Javier Pérez Jara’s Recent Publication in Revista de Occidente

Cover Revista de Occidente

 CCS Faculty Fellow Javier Pérez Jara has published, along with Lino Camprubí, a paper on cultural sociology, “La arqueología como arqueología y la relativa independencia de la cultura” (“Archeology as archeology and the relative independence of culture”) in Revista de Occidente (510, November 2023), a famous cultural journal in Spain and Latin America founded by Ortega y Gasset in 1923.

The paper presents in a divulgative way the meaning of cultural sociology’s thesis of the relative independence of culture in the context of archeology. Specifically, it focuses on the following problem: If, contrary to what biological and other reductionisms claim, the socially learned symbolic depth of an object or process cannot be deduced from its aesthetic surface, how can archeology try to reconstruct what certain objects and processes meant for non-literary societies or whose writing system we do not understand? 

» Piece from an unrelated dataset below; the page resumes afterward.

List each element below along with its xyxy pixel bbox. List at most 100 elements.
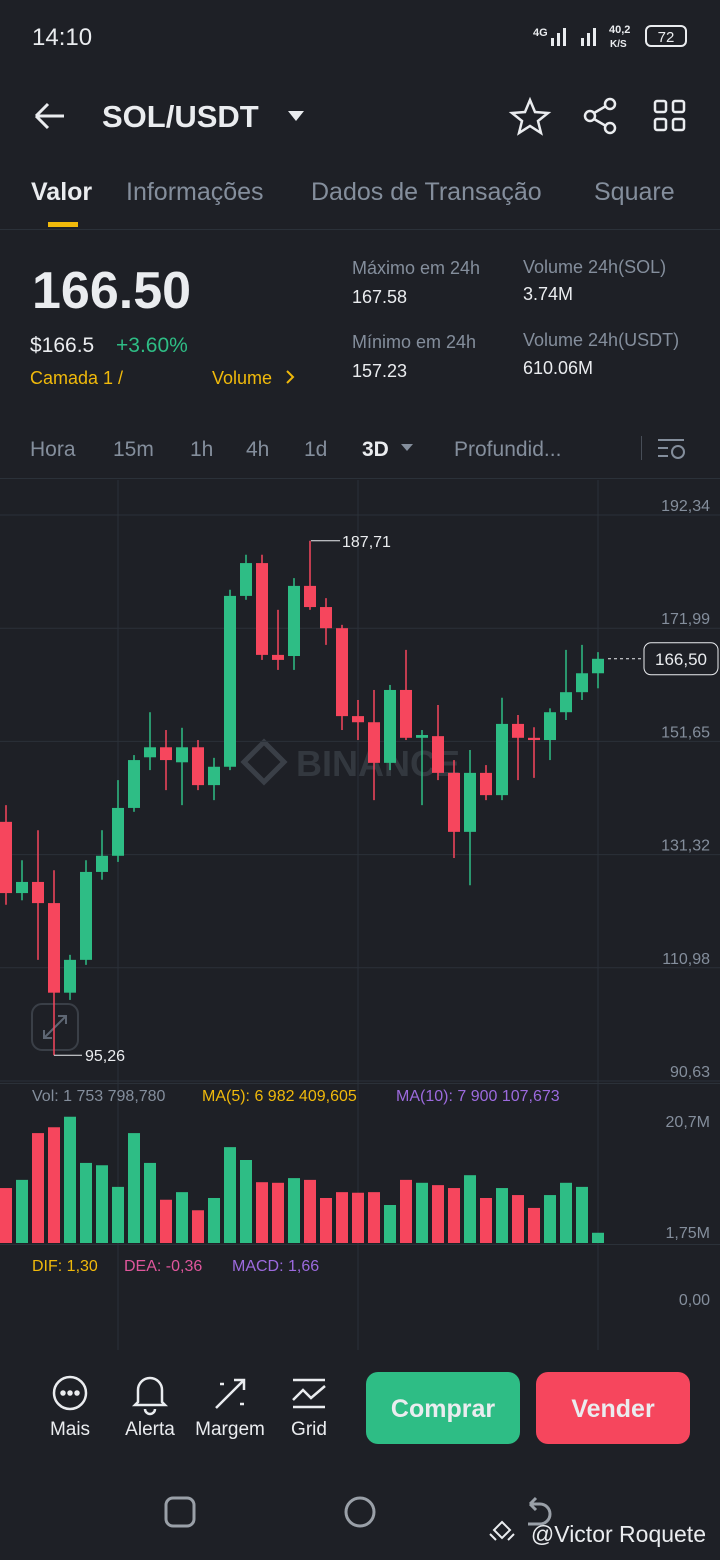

Following iconicity theory, we emphasize that the concept of culture must be broadened beyond classic anthropology and sociology since the symbolic depth of the sun, the moon, or the forests for a given society is as cultural as its artifacts and rituals. In non-literary societies (or societies with unknown writing systems) that are now extinct, there are no direct methods to unearth, along with their physical relics, their meanings about the sacred, the profane, and the mundane that structured their understanding of natural and social events. We only have indirect methods, such as contextual and comparative ones (and, at least from Hodder onwards, rivers of ink have been spilled about their limits). Contextual archaeological methodologies are important, for example, to determine what an object was not (due to its size and shape, composition material, place where it was found, etc.). However, that negative knowledge still leaves a great degree of uncertainty, and analogies with other, better-known societies frequently lead to equivocal answers. Making Ancient icons speak is often a devilishly difficult task. By stressing the arbitrary, socially constructed connection between the symbolic depth of an object or process and its aesthetic surface, the paper contributes to the critique of Marxist and processual archeology from a cultural-sociological approach.